Fig. 7. De novo PrP conversion precedes the formation of FL-PrPd and is inhibited by transcriptional silencing of Cdc42 and dynamins.

A Quantitative analysis of contact times against the proportion of cells with evident de novo PrP conversion (Myc + 6D11) and initially infected (6D11) cells, respectively. G70 PrP-expressing cells were infected with RML for the specified times (post infection: p.i.), gently washed to remove the inoculum, fixed and labelled.

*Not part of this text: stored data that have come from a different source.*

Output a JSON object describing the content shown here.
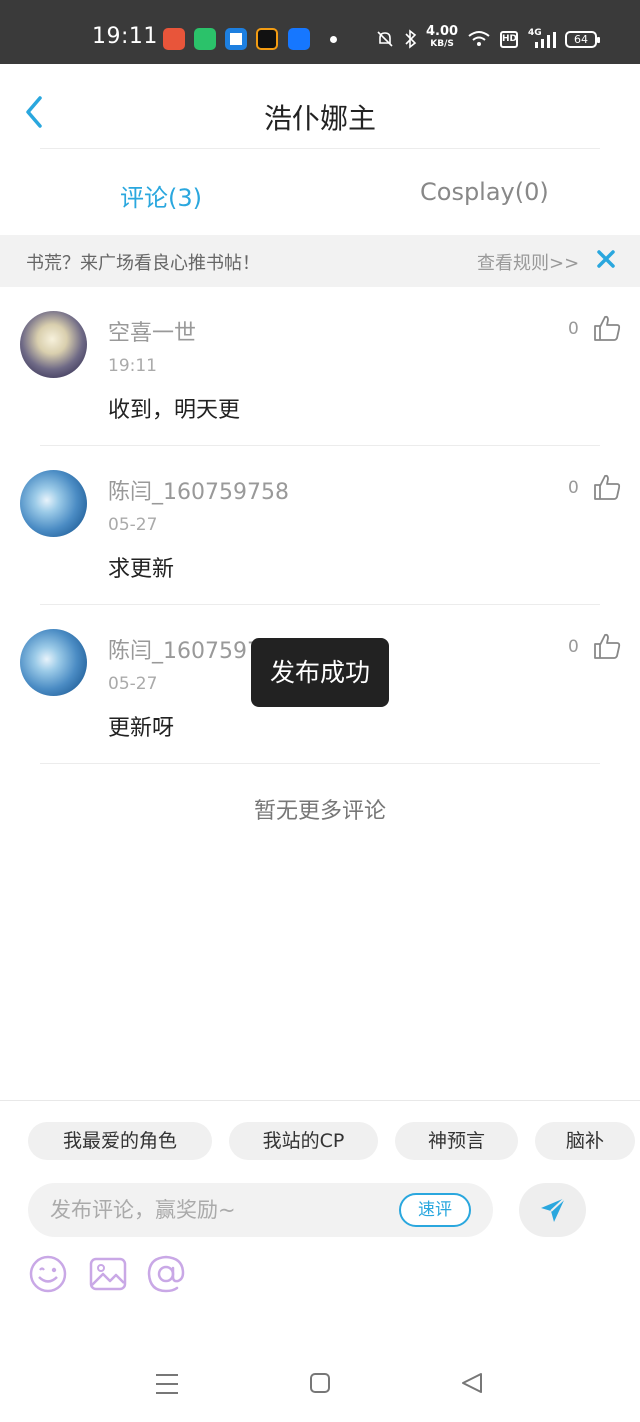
{
  "status_bar": {
    "time": "19:11",
    "speed_value": "4.00",
    "speed_unit": "KB/S",
    "hd_label": "HD",
    "network_label": "4G",
    "battery": "64"
  },
  "header": {
    "title": "浩仆娜主"
  },
  "tabs": [
    {
      "label": "评论(3)",
      "active": true
    },
    {
      "label": "Cosplay(0)",
      "active": false
    }
  ],
  "banner": {
    "text": "书荒？来广场看良心推书帖！",
    "rules_link": "查看规则>>"
  },
  "comments": [
    {
      "username": "空喜一世",
      "time": "19:11",
      "text": "收到，明天更",
      "likes": "0",
      "avatar": "anime-avatar"
    },
    {
      "username": "陈闫_160759758",
      "time": "05-27",
      "text": "求更新",
      "likes": "0",
      "avatar": "sky-avatar"
    },
    {
      "username": "陈闫_160759758",
      "time": "05-27",
      "text": "更新呀",
      "likes": "0",
      "avatar": "sky-avatar"
    }
  ],
  "no_more_text": "暂无更多评论",
  "toast": "发布成功",
  "quick_tags": [
    "我最爱的角色",
    "我站的CP",
    "神预言",
    "脑补"
  ],
  "input": {
    "placeholder": "发布评论，赢奖励~",
    "quick_comment_label": "速评"
  },
  "colors": {
    "accent": "#2aa7de",
    "tool_icon": "#c9a8e6",
    "status_bar_bg": "#3a3a3a"
  }
}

For comparison, the proportion of infected cells after two weeks of tissue culture following exposure with prions at the specified contact times, data reblotted from Fig. 5G, are shown (violet bars). Mock-infected background-corrected data from 81 frames of about 60 cells per frame were scored as specified in “Methods” section. B Relationship between cell contact times after RML infection and the detection of 5B2-positive FL-PrP^d. G70 PrP-expressing cells were infected with RML brain homogenate at a 10⁻⁴ dilution for the time periods specified above. Cells were subsequently fixed and labelled with 5B2 and 6D11, followed by fluorescence conjugated secondary antibodies. As above, the number of double-positive cells was scored. C Inhibition of prion infection by gene silencing of dynamins and Cdc42. G70 myc Prnp-expressing cells were transfected with siPools against the specified targets, followed by infection with exosomes. Levels of prion infection were determined from 4 independent experiments with at least 24 replicates per gene target by SCA and expressed as mean values ± SEM, relative to cells transfected with non-targeting control (1.0 ± 0.013). For statistical analysis Kruskal–Wallis test with Dunn’s multiple comparisons was conducted (**p < 0.001). For gene names see Supplementary Table 5. Source data are provided as a Source Data file.